In parallel, treasury pressures are evident for many firms, and external financing has become a common tool to meet obligations. Roughly half of the respondents reported a direct hit to their order books. Taken together, these figures outline a sector navigating a difficult period where energy costs intersect with inflation and shifting demand.
ERTEs proliferate in textiles and threaten recovery
Pepe Serna, president of the Valencia Community Textile Entrepreneurs Association, notes that the most affected players are in Europe, especially in sub sectors with high energy use. He describes a challenging environment marked by persistent inflation and warns that demand for nonessential products could decline.
Jorge Sanjuan, director at Comersan, laments the twin pressures of higher energy costs and rising transport and raw material prices. Francisco Jover, leader of a related group, has long pursued photovoltaic self consumption to blunt energy volatility but warns that gas price spikes remain a serious threat to any firm.

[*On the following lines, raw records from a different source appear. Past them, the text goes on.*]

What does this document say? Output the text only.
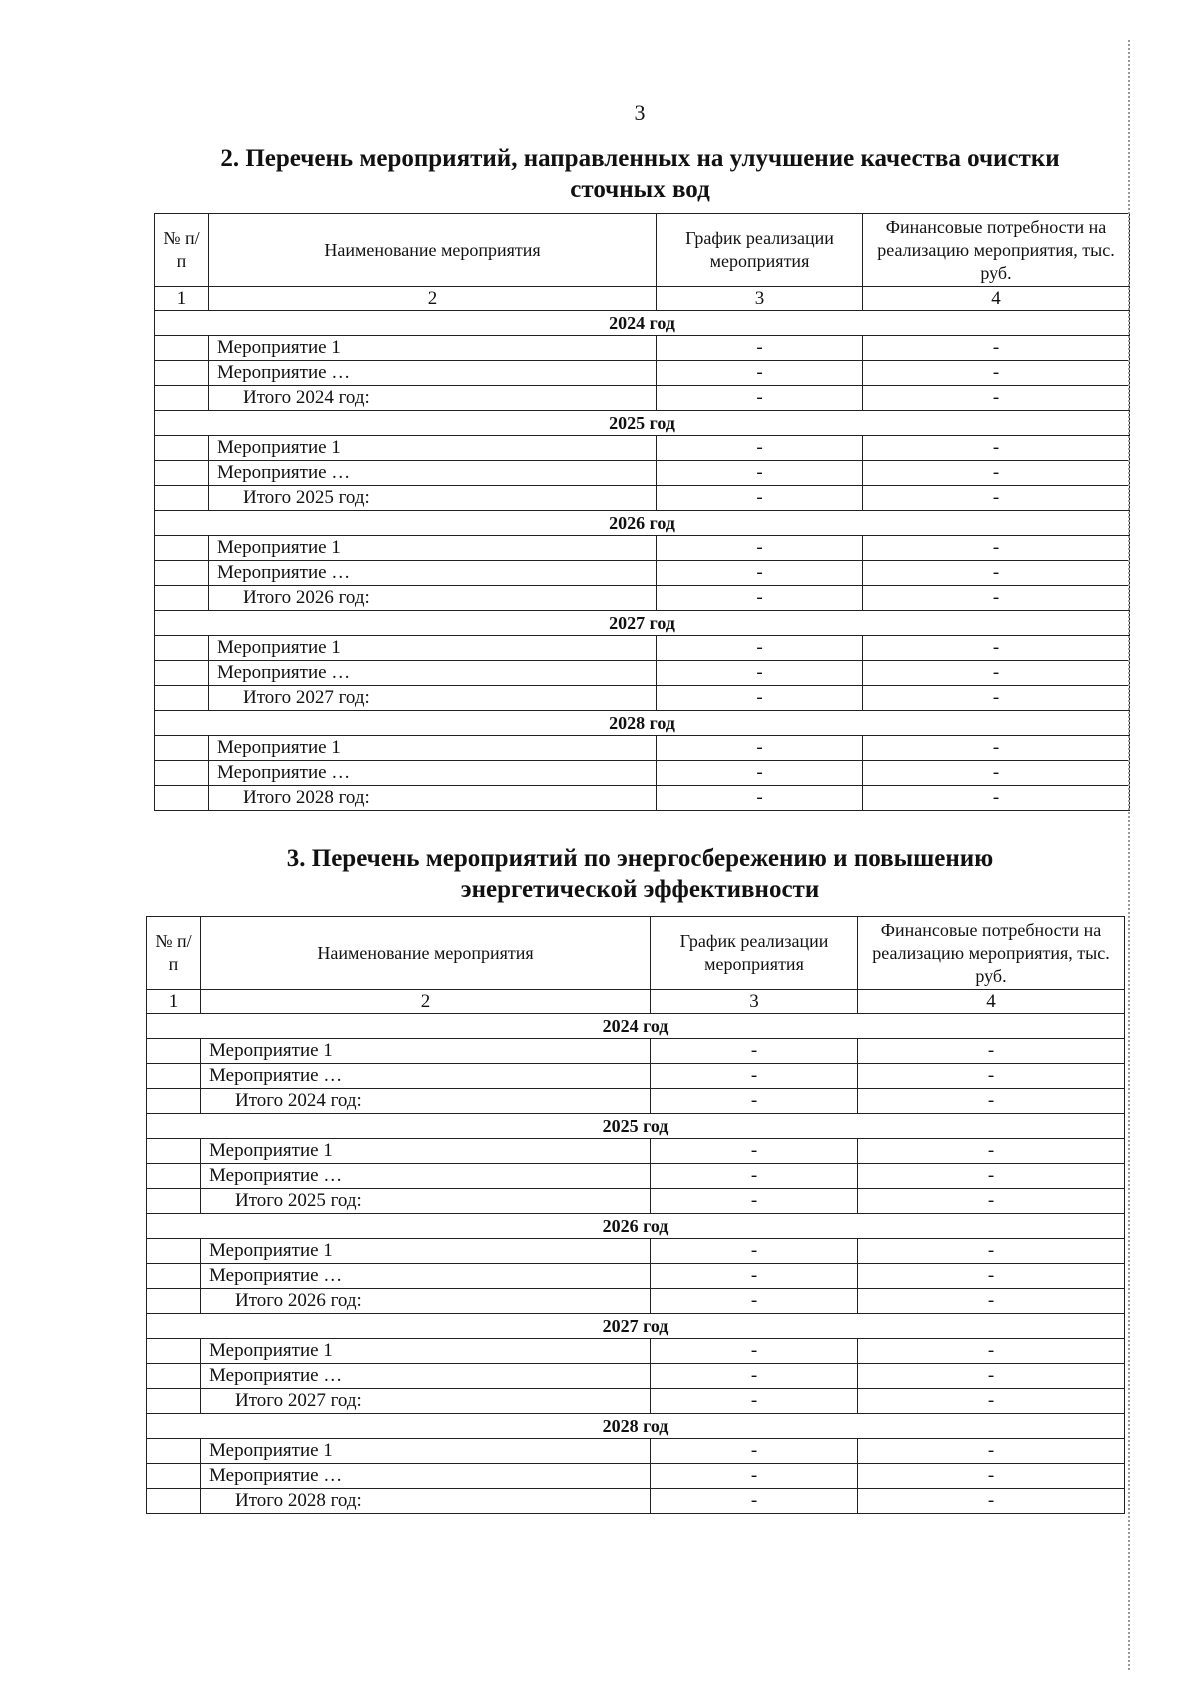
3
2. Перечень мероприятий, направленных на улучшение качества очистки
сточных вод
№ п/п	Наименование мероприятия	График реализации мероприятия	Финансовые потребности на реализацию мероприятия, тыс. руб.
1	2	3	4
2024 год			
	Мероприятие 1	-	-
	Мероприятие …	-	-
	Итого 2024 год:	-	-
2025 год			
	Мероприятие 1	-	-
	Мероприятие …	-	-
	Итого 2025 год:	-	-
2026 год			
	Мероприятие 1	-	-
	Мероприятие …	-	-
	Итого 2026 год:	-	-
2027 год			
	Мероприятие 1	-	-
	Мероприятие …	-	-
	Итого 2027 год:	-	-
2028 год			
	Мероприятие 1	-	-
	Мероприятие …	-	-
	Итого 2028 год:	-	-
3. Перечень мероприятий по энергосбережению и повышению
энергетической эффективности
№ п/п	Наименование мероприятия	График реализации мероприятия	Финансовые потребности на реализацию мероприятия, тыс. руб.
1	2	3	4
2024 год			
	Мероприятие 1	-	-
	Мероприятие …	-	-
	Итого 2024 год:	-	-
2025 год			
	Мероприятие 1	-	-
	Мероприятие …	-	-
	Итого 2025 год:	-	-
2026 год			
	Мероприятие 1	-	-
	Мероприятие …	-	-
	Итого 2026 год:	-	-
2027 год			
	Мероприятие 1	-	-
	Мероприятие …	-	-
	Итого 2027 год:	-	-
2028 год			
	Мероприятие 1	-	-
	Мероприятие …	-	-
	Итого 2028 год:	-	-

Visatex, Interfabrics and Hilaturas Ferre earned recognition for their contributions to the regional textile sector. These honors celebrate firms that strengthen the local industry through solid performance, international reach, and sustainable practices. Visatex, based in Muro, was celebrated for international expansion after building ties with many countries and planning a U.S. subsidiary. Interfabrics, headquartered in Muro, received a Responsible Company Award for aligning sustainability goals with programs across processes, products, and people. Hilaturas Ferre from Banyeres was honored for ethical conduct, waste management, emissions reduction, and worker safety. Second prizes went to Punt Nou, Babidu and Vialman from Vall d’Albaida. The piece also highlights the career of Jose Ramon Revert, a notable figure in Home Textiles from Spain.